Open eranimo opened 4 years ago

eranimo commented 4 years ago

It appears that vendor bundles are only extracted using splitChunks in the main code and not the worker code when using this plugin. Adding the splitChunks plugin manually did not solve the issue.

developit commented 4 years ago

Hi @eranimo. This does sound like a painful experience. Do you happen to have a way to create a minimal reproduction? My inclination would be to drop WorkerPlugin into a large preexisting Webpack config like Next.js, but I'm not sure if that will produce the issues you outlined without having a relatively large application under test.

FWIW I don't think Webpack is capable of code-splitting across Worker boundaries. Doing that would require Webpack having an understanding of the trade-offs associated with grouping Worker dependencies with Main Thread ones, since that risks loading Worker-only code on the main thread just to meet splitChunks' configured threshold values.

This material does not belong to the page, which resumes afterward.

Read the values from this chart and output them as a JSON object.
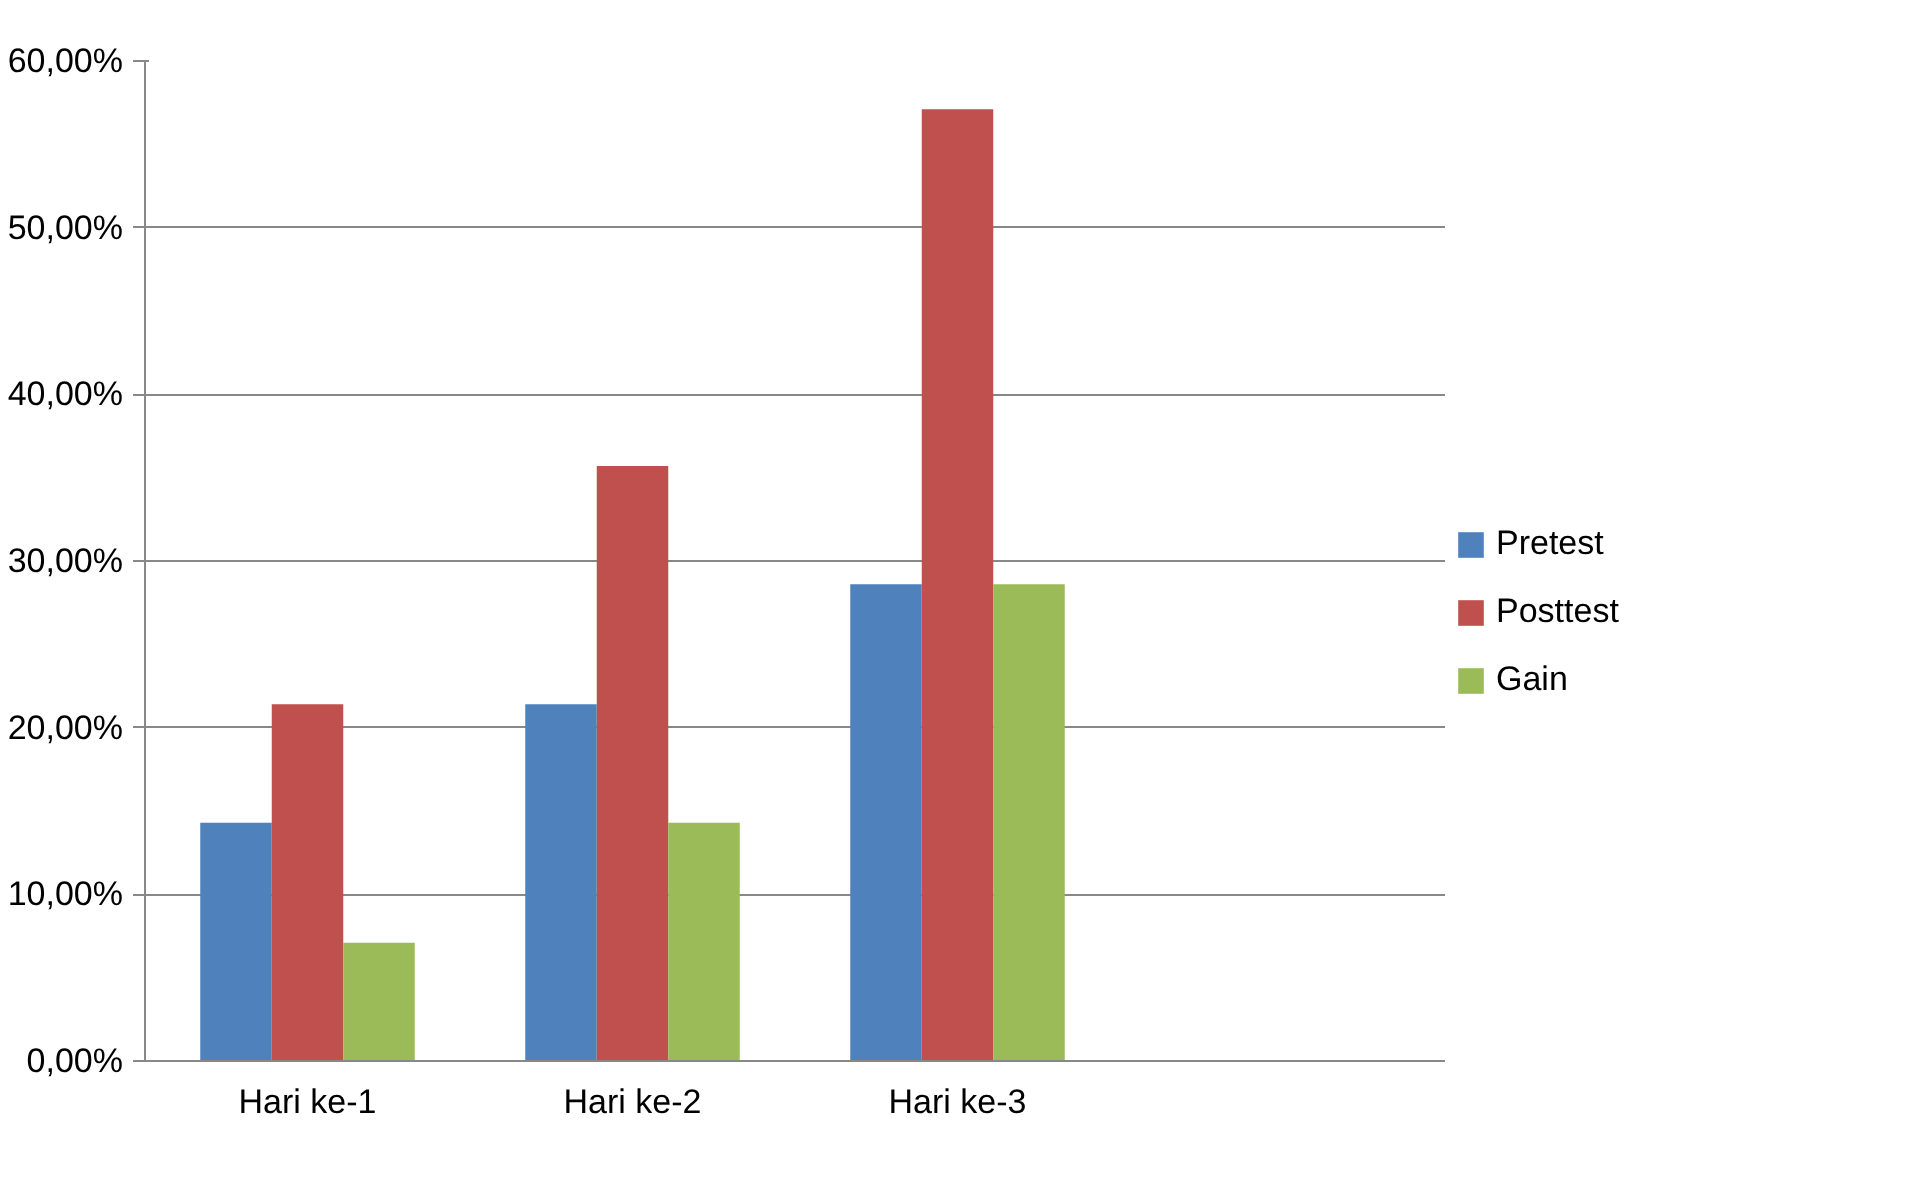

It also would seem to require an additional argument to the name() config function for which context a dependency/module is being loaded from, since sharing dependencies between workers runs the same risks as sharing with the main thread.

This is all potentially solvable, but it makes me think the best way forward here would be to allow configuring splitChunks via WorkerPlugin, or attempting to "inherit" configuration from the main compilation (essentially extending webpack's config format for the purposes of this plugin).

Regarding rebuilding speeds, that's a little odd to me. With this plugin you're certainly paying the cost of a second compilation instance and second parsing pass, but for modules shared between main thread and worker there should not be any additional loader execution. This makes me wonder if perhaps you have loaders in your config that are not marked as cacheable, which would certainly cause inflated build times (potentially double).